See also: Farmers Weekly’s 80th birthday
All we need is a photo and a line or two (feel free to write more if you’d like to) about whoever’s in the picture.
We’d be fascinated to hear who they are/were, what they are/were like, along with what they mean to you or how you remember them.
You could take a photo of the person if you’re in contact with them or, if it’s someone form further back in time, you could flick through the family album and send us an old image of those.
Don’t worry if you’re not an expert with a camera – snaps are fine! Email it to email@example.com and your farming forebear could appear in Farmers Weekly – a lovely surprise if they’re still with us, or a fitting tribute if they’re not.

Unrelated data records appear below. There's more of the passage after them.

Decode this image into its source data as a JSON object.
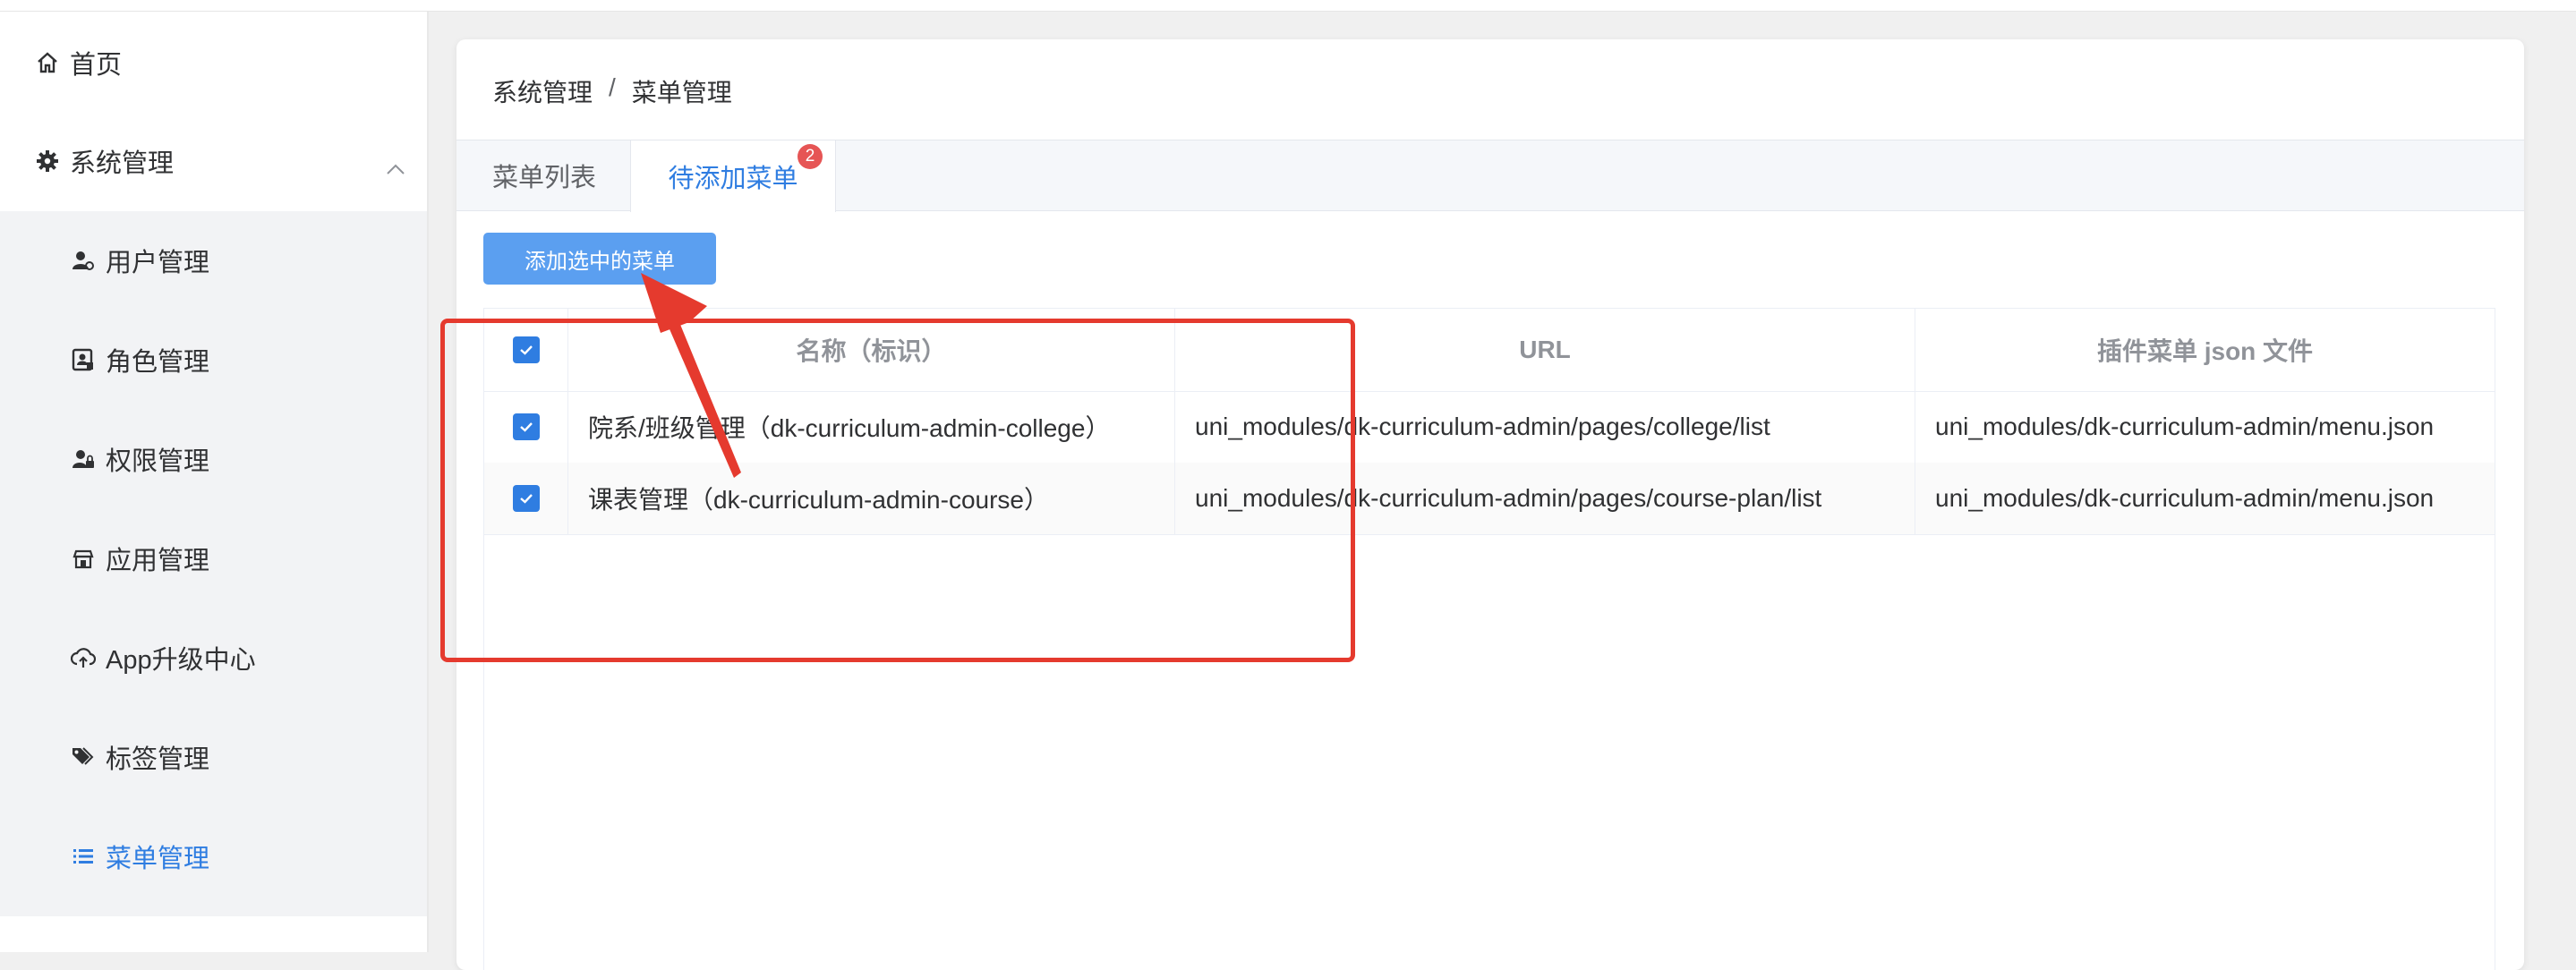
{
  "sidebar": {
    "home": "首页",
    "system": "系统管理",
    "items": [
      {
        "label": "用户管理",
        "icon": "user-gear-icon"
      },
      {
        "label": "角色管理",
        "icon": "role-icon"
      },
      {
        "label": "权限管理",
        "icon": "permission-icon"
      },
      {
        "label": "应用管理",
        "icon": "app-icon"
      },
      {
        "label": "App升级中心",
        "icon": "cloud-upload-icon"
      },
      {
        "label": "标签管理",
        "icon": "tag-icon"
      },
      {
        "label": "菜单管理",
        "icon": "list-icon"
      }
    ],
    "active_color": "#2f7de1"
  },
  "breadcrumb": {
    "root": "系统管理",
    "sep": "/",
    "current": "菜单管理"
  },
  "tabs": [
    {
      "label": "菜单列表"
    },
    {
      "label": "待添加菜单",
      "badge": "2"
    }
  ],
  "toolbar": {
    "add_label": "添加选中的菜单"
  },
  "table": {
    "columns": [
      "名称（标识）",
      "URL",
      "插件菜单 json 文件"
    ],
    "rows": [
      {
        "name": "院系/班级管理（dk-curriculum-admin-college）",
        "url": "uni_modules/dk-curriculum-admin/pages/college/list",
        "file": "uni_modules/dk-curriculum-admin/menu.json",
        "checked": true
      },
      {
        "name": "课表管理（dk-curriculum-admin-course）",
        "url": "uni_modules/dk-curriculum-admin/pages/course-plan/list",
        "file": "uni_modules/dk-curriculum-admin/menu.json",
        "checked": true
      }
    ]
  },
  "annotation_color": "#e53a2e"
}
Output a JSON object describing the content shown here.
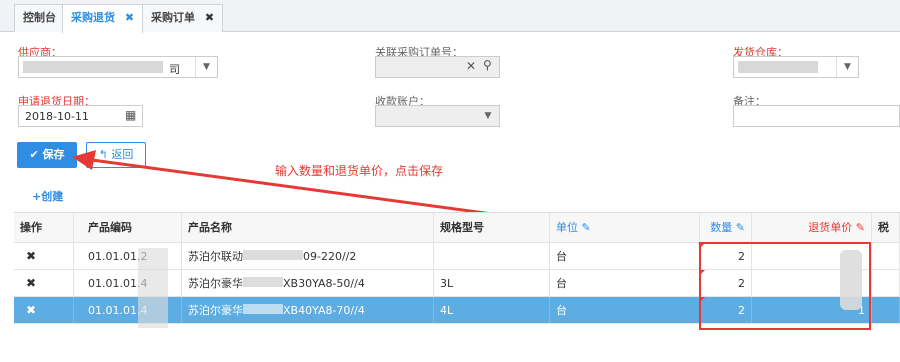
{
  "tabs": [
    {
      "label": "控制台",
      "closable": false,
      "active": false
    },
    {
      "label": "采购退货",
      "closable": true,
      "active": true
    },
    {
      "label": "采购订单",
      "closable": true,
      "active": false
    }
  ],
  "close_glyph": "✖",
  "form": {
    "supplier_label": "供应商：",
    "supplier_value_tail": "司",
    "related_order_label": "关联采购订单号：",
    "warehouse_label": "发货仓库：",
    "return_date_label": "申请退货日期：",
    "return_date_value": "2018-10-11",
    "receive_account_label": "收款账户：",
    "remark_label": "备注："
  },
  "actions": {
    "save_label": "保存",
    "back_label": "返回",
    "create_label": "+创建"
  },
  "annotation": "输入数量和退货单价，点击保存",
  "table": {
    "headers": {
      "op": "操作",
      "code": "产品编码",
      "name": "产品名称",
      "spec": "规格型号",
      "unit": "单位",
      "qty": "数量",
      "price": "退货单价",
      "tax": "税"
    },
    "rows": [
      {
        "code": "01.01.01.2",
        "name_head": "苏泊尔联动",
        "name_tail": "09-220//2",
        "spec": "",
        "unit": "台",
        "qty": "2",
        "price": ""
      },
      {
        "code": "01.01.01.4",
        "name_head": "苏泊尔豪华",
        "name_tail": "XB30YA8-50//4",
        "spec": "3L",
        "unit": "台",
        "qty": "2",
        "price": ""
      },
      {
        "code": "01.01.01.4",
        "name_head": "苏泊尔豪华",
        "name_tail": "XB40YA8-70//4",
        "spec": "4L",
        "unit": "台",
        "qty": "2",
        "price": "1"
      }
    ]
  },
  "colors": {
    "accent": "#2f8de4",
    "required": "#e53935",
    "selected_row": "#5dade2"
  }
}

To set the ball rolling, we asked Northumberland farmers Elizabeth and Jake Elder to tell us about their forebears.
Jake says: “This is my grandfather FW (Fred) Moralee with his prizewinning Beef Shorthorn heifer, Scottish Buttercup in about 1952. Fred farmed initially in the North Tyne valley before moving to the Borders in 1946.
“A great stockman and school holiday time employer, he was a huge influence in Jake’s desire to work with livestock. In retirement, he turned to fruit and vegetable growing on a semi-industrial scale.”
How to share your photos:
- If you already have a digital image, email us a copy of that. If you have a print, you can either:
- Take a scan of it and email us that or
- Take a photo of it with your phone or camera and email us that
Elizabeth says: “This is my grandfather, Bob Forster, who ran a mixed farm in mid-Northumberland. He always wore a shirt and tie – including for work and gardening.
“A reserved, practical man, when disasters happened he would quietly set about cleaning them up rather than ranting and raving or making a fuss. I remember this particularly from the time I exploded a casserole on his hob because I hadn’t realised that the dish could only be used in the oven!”
Tips on taking a handy snap
- If you’re photographing a paper photograph, try to zoom in nice and close so you get lots of lovely detail.
- Check there isn’t too much glare/refection (no pics taken under the arc lamp in the yard please!)
- Try to take pictures flat-on to the print (ie so the camera or phone lens is parallel to the paper rather than slanted upwards at an angle).